A train with 20 or more tank cars carrying crude oil, ethanol, or other flammable liquids would be classified as a high-hazardous flammable train (HHFT), and would be subject to lower speed limits, routing risk assessments, and other new requirements under new US Department of Transportation regulatory proposals.
DOT also proposed phasing out older DOT-111 tank cars for moving Bakken crude and other flammable liquids unless the cars are retrofitted to comply with new design standards in a July 23 Notice of Proposed Rulemaking (NOPR).
A companion Advanced Notice of Possible Rulemaking (ANOPR) outlined proposals to require trains containing 1 million gal of Bakken crude to notify State Emergency Response Commissions (SERC) or other appropriate state-delegated entities about operation of these trains through their states.
DOT’s Pipeline and Hazardous Materials Safety Administration simultaneously released a report summarizing the analysis of data it collected with the Federal Railroad Administration of Bakken crude data the agencies gathered from August 2013 to May 2014. The data show Bakken crude tends to be more volatile and flammable than crude produced elsewhere, PHMSA said.
Comments on the NOPR and ANOPR will be accepted for 60 days, DOT said. “Given the urgency of the safety issues addressed in these proposals, PHMSA does not intend to extend the comment period,” it said.
API’s mixed reactions
The American Petroleum Institute said it was evaluating the NOPR and ANOPR, but it immediately questioned DOT’s findings concerning Bakken crude’s volatility and flammability.
“The best science and data do not support recent speculation that crude oil from the Bakken presents greater than normal transportation risks,” API Pres. Jack N. Gerard said. “Multiple studies have shown that Bakken crude is similar to other crudes. DOT needs to get this right and make sure that its regulations are grounded in facts and sound science, not speculation.”
The Association of American Railroads’ initial response was warmer. “This long-anticipated rulemaking from DOT provides a much-needed pathway for enhancing the safe movement of flammable liquids in the US,” AAR Pres. Edward R. Hamberger said on July 23. “The fact that the proposed rule incorporates several of the voluntary operating practices we have already implemented demonstrates the railroad industry’s ongoing commitment to rail safety.”

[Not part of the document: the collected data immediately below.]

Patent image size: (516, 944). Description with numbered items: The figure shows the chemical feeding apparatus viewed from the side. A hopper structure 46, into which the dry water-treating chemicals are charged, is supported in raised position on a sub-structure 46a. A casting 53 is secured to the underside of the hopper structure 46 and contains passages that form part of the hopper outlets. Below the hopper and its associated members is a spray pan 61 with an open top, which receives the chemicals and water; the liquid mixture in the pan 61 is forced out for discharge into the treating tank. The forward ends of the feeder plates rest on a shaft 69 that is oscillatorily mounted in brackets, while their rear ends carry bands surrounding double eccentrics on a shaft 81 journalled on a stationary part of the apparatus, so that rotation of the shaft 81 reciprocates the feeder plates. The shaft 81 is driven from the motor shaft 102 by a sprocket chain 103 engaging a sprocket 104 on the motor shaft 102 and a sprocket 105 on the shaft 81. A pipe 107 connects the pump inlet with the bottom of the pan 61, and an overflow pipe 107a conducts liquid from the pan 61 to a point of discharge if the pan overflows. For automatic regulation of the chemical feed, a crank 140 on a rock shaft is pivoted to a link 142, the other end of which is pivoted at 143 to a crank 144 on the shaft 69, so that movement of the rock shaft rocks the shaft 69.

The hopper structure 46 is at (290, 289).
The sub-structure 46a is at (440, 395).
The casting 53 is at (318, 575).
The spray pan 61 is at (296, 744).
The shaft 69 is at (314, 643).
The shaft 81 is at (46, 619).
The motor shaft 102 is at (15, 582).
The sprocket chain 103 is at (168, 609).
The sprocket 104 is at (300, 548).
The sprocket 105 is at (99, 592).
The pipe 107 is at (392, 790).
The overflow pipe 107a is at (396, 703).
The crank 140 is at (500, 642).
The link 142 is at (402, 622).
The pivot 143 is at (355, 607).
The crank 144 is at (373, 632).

Crude shipments by rail remain an important part of North Dakota’s oil transportation system, observed Lynn Helms, who directs the Oil and Gas Division within the state’s Department of Mineral Resources.
“It’s too early at this point to determine what impacts this could have on North Dakota oil production,” Helms said on July 23. “However, we will review the 200-page document and work with the North Dakota Pipeline Authority on how to best advise the Industrial Commission moving forward.”
Under the proposals, HHFTs with cars which do not meet the enhanced design standards would be limited to a 40 mph maximum speed in all areas, 10 mph less than the limit for tank cars that meet the new specifications. PHMSA also plans to evaluate a 30 mph speed limit for trains which do not comply with enhanced braking requirements.